Lamas, consoeurs ... et pratique

Au sein du mahayana s'est développée une approche spécifique, celle des tantra, textes issus du Bouddha dont les pratiques font appel à un symbolisme et à différentes méthodes spirituelles ou yogas.

Lamas, consoeurs ... et pratique

Messagede Sönam » Mar 4 Nov 2008 02:49

La pratique avec une consoeur fait partie des Hauts Tantras.
Dans le Mahamoudra, une des branches du Karmamoudra est la pratique avec une consoeur.

Le très Vénérable Khenchen Thrangu Rinpoché en fait le commentaire dans son enseignement sur le Mahamoudra Upadesha de Tilopa (l'enseignement dans sont intégralité a été traduit par l'équipe de MarpaRimé ... voir Encyclopedia Dharma)

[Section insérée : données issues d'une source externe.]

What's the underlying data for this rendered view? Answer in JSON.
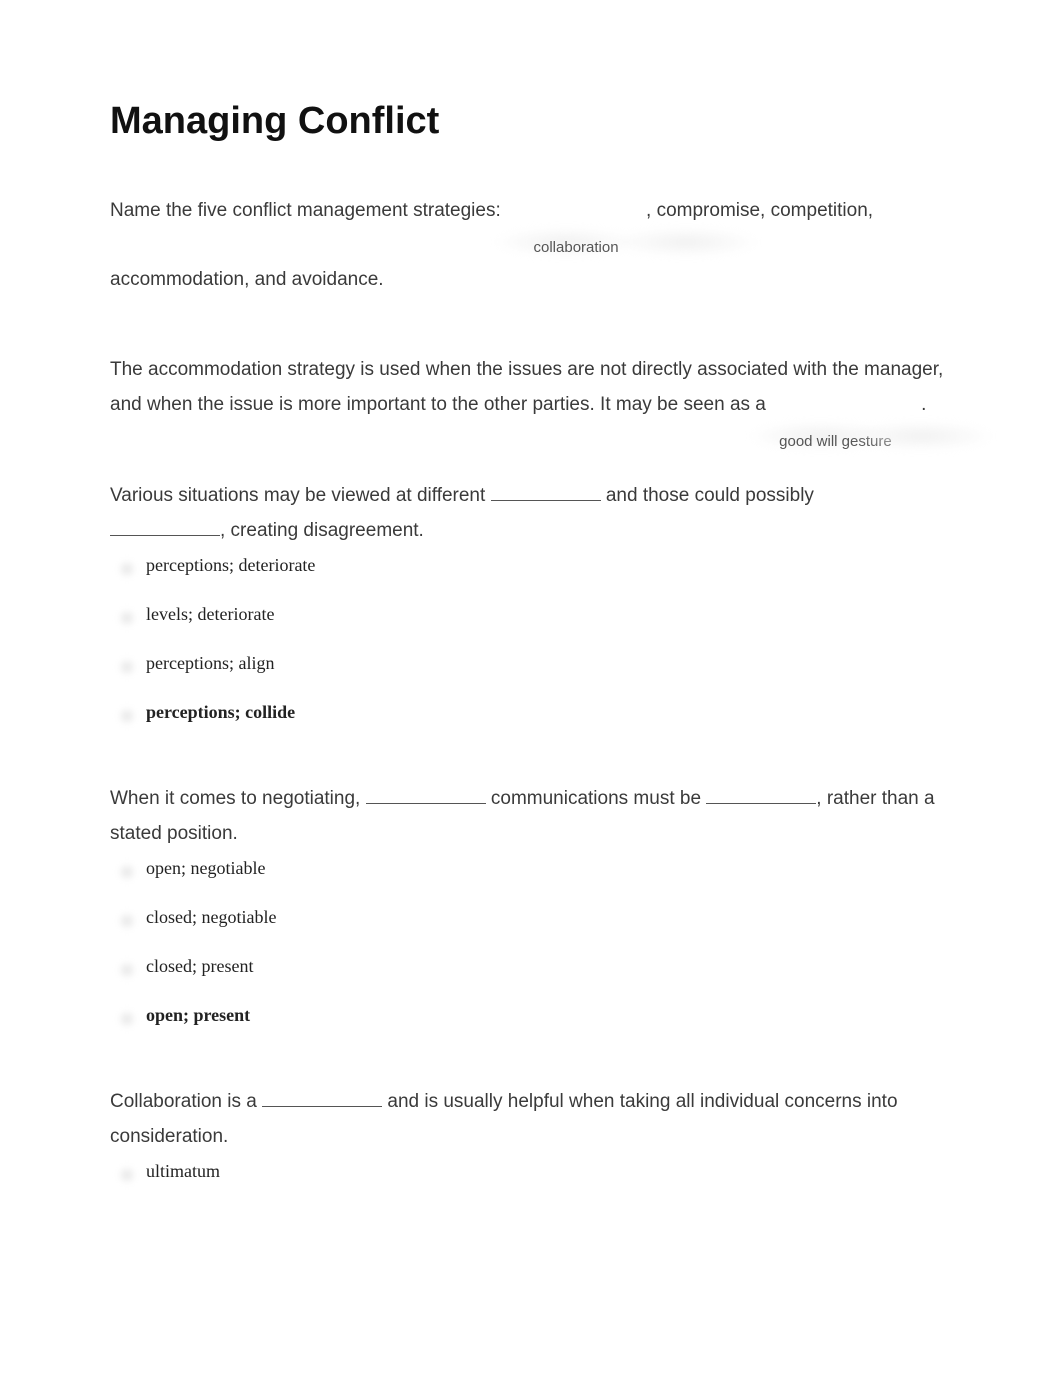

Si tu t’en remets au karmamoudra, la sagesse de la félicité et du vide apparaîtra. Entre en union en ayant consacré l’upaya pour la méthode et la prajna pour le savoir. Doucement laisse le tomber ou descendre, enroule le, retourne le, et dirige le à sa véritable place. Finalement étends le ou fait qu’il infiltre tout ton corps. Si il n’y a pas d’attachement ou de désir, la sagesse de la félicité et du vide apparaîtra.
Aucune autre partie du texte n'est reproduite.